= Herman Alfred Schmid =

United States Air Force general

¡Herman Alfred Schmid (3 August 1910 - 12 April 1985) was a brigadier general in the United States Air Force. He served in World War II and the Korean War.

==Biography==
Schmid was born in Milwaukee, Wisconsin in 1910. He graduated from Pasadena Junior College in 1931.

==Career==
In February 1933, Schmid graduated from the Air Corps Advanced Flying School at Kelly Field, Texas, and was commissioned a second lieutenant in the Air Reserve. He flew as a pilot, delivering air mail for the Army for a few months. He was the pilot of a Maxwell Field-based Keystone B-4A that was wrecked in a takeoff accident at the Valparaiso Bombing Range on 25 July 1936. He became a second lieutenant in the Regular Army Air Corps on 1 August 1936, and served as a flying instructor until June 1939. He then supervised civilian flying schools in Oklahoma, before taking various training posts throughout 1941.

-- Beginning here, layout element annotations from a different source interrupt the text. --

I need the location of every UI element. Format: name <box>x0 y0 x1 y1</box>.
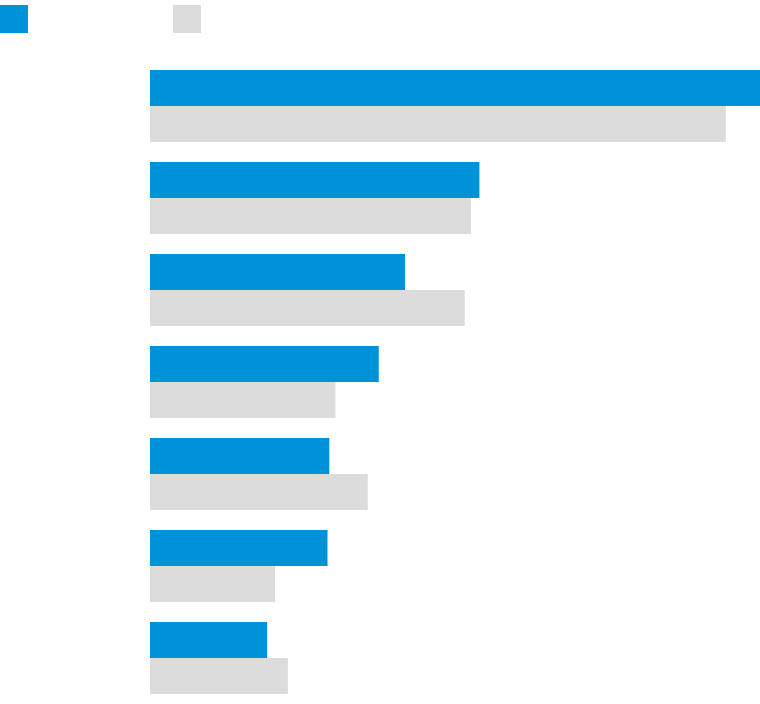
bar-series-2-category-6 <box>150 566 276 602</box>
legend-swatch-series-1 <box>0 5 28 33</box>
bar-series-1-category-4 <box>150 346 379 382</box>
bar-series-1-category-7 <box>150 622 268 658</box>
bar-series-2-category-3 <box>150 290 465 326</box>
bar-series-2-category-1 <box>150 106 726 142</box>
bar-series-1-category-2 <box>150 162 480 198</box>
legend-swatch-series-2 <box>173 5 201 33</box>
bar-series-2-category-7 <box>150 658 288 694</box>
bar-series-2-category-5 <box>150 474 368 510</box>
bar-series-1-category-1 <box>150 70 760 106</box>
bar-series-2-category-2 <box>150 198 471 234</box>
bar-series-1-category-6 <box>150 530 328 566</box>
bar-series-1-category-5 <box>150 438 330 474</box>
bar-series-2-category-4 <box>150 382 336 418</box>
bar-series-1-category-3 <box>150 254 405 290</box>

During World War II, after assuming more training postings and graduating from the Empire Central Flying School in Hullavington, England in September 1943, he took part in the Burma Campaign, serving as assistant operations and Training Staff Officer in Calcutta, India, in May 1944. He was later assigned as a liaison officer with the Royal Air Force 221 Group. From July 1945 to February 1946, he commanded the Army Air Force India-Burma Theater Flying Training Center in Karachi. During the war, he flew 92 combat missions, mostly in P-47 Thunderbolts and P-38 Lightnings.

After the war, he returned to the United States and helped reestablish the Air National Guard.

In August 1949, he was assigned as the executive officer of the 4th Fighter-Interceptor Wing. During the Korean War, he took charge of the Suwon Air Base in Korea, then later commanded the 4th Wing, before returning to the United States. He flew the F-86 Sabre jet fighter on 10 missions.

He enrolled in the National War College in August 1952. Following graduation in June 1953, he was named Director of NATO Affairs in the Office of the United States Assistant Secretary of Defense for International Security Affairs. He was named Military Assistant to the United States Assistant Secretary of Defense for International Security Affairs in August 1955.

Awards he received include the Legion of Merit with oak leaf cluster, the Distinguished Flying Cross, and the Air Medal with two oak leaf clusters.